FIG. 4 is a partially enlarged sectional view taken along line 4-4 in FIG. 3;

FIG. 5 is an enlarged partial cross-sectional view showing a joining portion of the support ring of FIG. 2;

FIG. 6 is a sectional view showing a projection optical system and a lens barrel support device according to a second embodiment.

FIG. 7 is an enlarged sectional view showing the support ring of FIG. 6;

8 is a partially enlarged cross-sectional view taken along line 8-8 in FIG. 7;

FIG. 9 is a partially broken plan view showing a support ring of a third embodiment.

FIG. 10 is a cross-sectional view showing a modification of the lens barrel support device in the exposure apparatus.
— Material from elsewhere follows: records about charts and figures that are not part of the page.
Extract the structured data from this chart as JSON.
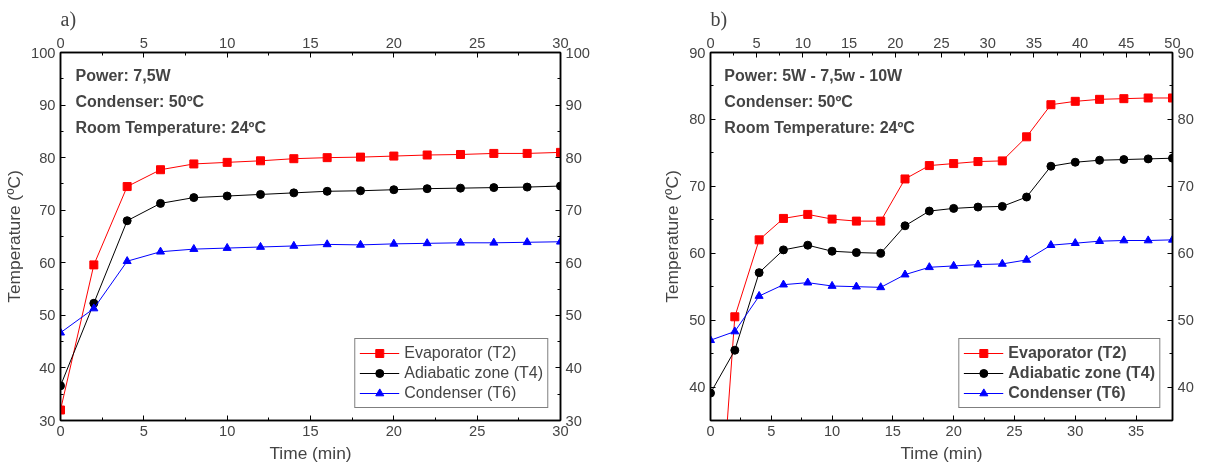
{
  "chart_data": [
    {
      "type": "line",
      "title": "a)",
      "xlabel": "Time (min)",
      "ylabel": "Temperature (ºC)",
      "annotations": [
        "Power: 7,5W",
        "Condenser: 50ºC",
        "Room Temperature: 24ºC"
      ],
      "x": [
        0,
        2,
        4,
        6,
        8,
        10,
        12,
        14,
        16,
        18,
        20,
        22,
        24,
        26,
        28,
        30
      ],
      "series": [
        {
          "name": "Evaporator (T2)",
          "color": "#ff0000",
          "marker": "square",
          "values": [
            32.0,
            59.6,
            74.5,
            77.7,
            78.8,
            79.1,
            79.4,
            79.8,
            80.0,
            80.1,
            80.3,
            80.5,
            80.6,
            80.8,
            80.8,
            81.0
          ]
        },
        {
          "name": "Adiabatic zone (T4)",
          "color": "#000000",
          "marker": "circle",
          "values": [
            36.6,
            52.3,
            68.0,
            71.3,
            72.4,
            72.7,
            73.0,
            73.3,
            73.6,
            73.7,
            73.9,
            74.1,
            74.2,
            74.3,
            74.4,
            74.6
          ]
        },
        {
          "name": "Condenser (T6)",
          "color": "#0000ff",
          "marker": "triangle",
          "values": [
            46.7,
            51.3,
            60.3,
            62.1,
            62.6,
            62.8,
            63.0,
            63.2,
            63.5,
            63.4,
            63.6,
            63.7,
            63.8,
            63.8,
            63.9,
            64.0
          ]
        }
      ],
      "xlim": [
        0,
        30
      ],
      "xticks": [
        0,
        5,
        10,
        15,
        20,
        25,
        30
      ],
      "x2lim": [
        0,
        30
      ],
      "x2ticks": [
        0,
        5,
        10,
        15,
        20,
        25,
        30
      ],
      "ylim": [
        30,
        100
      ],
      "yticks": [
        30,
        40,
        50,
        60,
        70,
        80,
        90,
        100
      ],
      "y2lim": [
        30,
        100
      ],
      "y2ticks": [
        30,
        40,
        50,
        60,
        70,
        80,
        90,
        100
      ],
      "grid": false,
      "legend": "bottom right",
      "line_style": "solid"
    },
    {
      "type": "line",
      "title": "b)",
      "xlabel": "Time (min)",
      "ylabel": "Temperature (ºC)",
      "annotations": [
        "Power: 5W - 7,5w - 10W",
        "Condenser: 50ºC",
        "Room Temperature: 24ºC"
      ],
      "x": [
        0,
        2,
        4,
        6,
        8,
        10,
        12,
        14,
        16,
        18,
        20,
        22,
        24,
        26,
        28,
        30,
        32,
        34,
        36,
        38
      ],
      "series": [
        {
          "name": "Evaporator (T2)",
          "color": "#ff0000",
          "marker": "square",
          "values": [
            null,
            50.5,
            62.0,
            65.2,
            65.8,
            65.1,
            64.8,
            64.8,
            71.1,
            73.1,
            73.4,
            73.7,
            73.8,
            77.4,
            82.2,
            82.7,
            83.0,
            83.1,
            83.2,
            83.2
          ]
        },
        {
          "name": "Adiabatic zone (T4)",
          "color": "#000000",
          "marker": "circle",
          "values": [
            39.1,
            45.5,
            57.1,
            60.5,
            61.2,
            60.3,
            60.1,
            60.0,
            64.1,
            66.3,
            66.7,
            66.9,
            67.0,
            68.4,
            73.0,
            73.6,
            73.9,
            74.0,
            74.1,
            74.2
          ]
        },
        {
          "name": "Condenser (T6)",
          "color": "#0000ff",
          "marker": "triangle",
          "values": [
            47.0,
            48.3,
            53.6,
            55.3,
            55.6,
            55.1,
            55.0,
            54.9,
            56.8,
            57.9,
            58.1,
            58.3,
            58.4,
            59.0,
            61.2,
            61.5,
            61.8,
            61.9,
            61.9,
            62.0
          ]
        }
      ],
      "xlim": [
        0,
        38
      ],
      "xticks": [
        0,
        5,
        10,
        15,
        20,
        25,
        30,
        35
      ],
      "x2lim": [
        0,
        50
      ],
      "x2ticks": [
        0,
        5,
        10,
        15,
        20,
        25,
        30,
        35,
        40,
        45,
        50
      ],
      "ylim": [
        35,
        90
      ],
      "yticks": [
        40,
        50,
        60,
        70,
        80,
        90
      ],
      "y2lim": [
        35,
        90
      ],
      "y2ticks": [
        40,
        50,
        60,
        70,
        80,
        90
      ],
      "grid": false,
      "legend": "bottom right",
      "line_style": "solid"
    }
  ]
}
FIG. 11 is a sectional view showing a modification of the support ring.

[Explanation of symbols]

13: Projection optical system, 16: Stand, 19a, 20a: Lens as optical element, 19b, 26: Mirror as optical element, 21: First lens barrel as lens barrel, 22: Second mirror as lens barrel Cylinder, 23, 54, 61, 66 ... support device, 3
2. Flange part constituting first support part, 33, 55, 6
2, 68: a support ring forming a part of the second support portion and the changing means; 38, a damping element and a spring element; an elastic film forming a part of the changing means; 40, a strain gauge as a stress detecting means; ... force sensor as stress detecting means, 42 ... a pressure gauge constituting a part of the changing means, 43 ... an air supply source constituting a part of the changing means, 56 ... an adjusting screw constituting the changing means, 57 ... a spring element 65, a lens barrel, 67, a rubber tube constituting a part of a damping element and a spring element, and a changing means, R, a reticle as a mask, and W, a wafer as a substrate.

Claims (6)

[Claims] 1. A lens barrel support device for supporting a lens barrel having at least one optical element on a gantry, wherein the lens barrel and the gantry are arranged between the lens barrel and the gantry. A supporting device for a lens barrel having vibration damping means for restricting transmission of vibration of the lens barrel. 2. A device for supporting a lens barrel having at least one optical element on a frame, wherein a stress acting on the lens barrel is detected by the support on the frame. A device for supporting a lens barrel comprising means. 3. The lens barrel is supported on the gantry such that its optical axis extends along the direction of gravity. A support for the lens barrel includes a first support for supporting the lens barrel and a first support for the lens. 2. The lens barrel support device according to claim 1, wherein the part includes a second support portion that restricts movement of the lens barrel in a direction substantially orthogonal to the optical axis at a position separated from the optical axis direction. 3. 4. The lens barrel support device according to claim 3, wherein the second support portion is provided with vibration damping means for restricting transmission of vibration from the gantry side. 5. The vibration damping means comprises a damping element or a spring element for applying a uniform static stress over substantially the entire circumference of the lens barrel, and detects a stress acting on the lens barrel by being supported on the gantry. 5. The lens barrel support mechanism according to claim 4, wherein a stress detecting means and a changing means for changing the static stress based on a detection result of the stress detecting means are provided in the damping element or the spring element. 6. An exposure apparatus for transferring an image of a pattern formed on a mask onto a substrate via a projection optical system, wherein a lens barrel for accommodating the projection optical system is provided. An exposure apparatus supported by the lens barrel support device according to claim 1.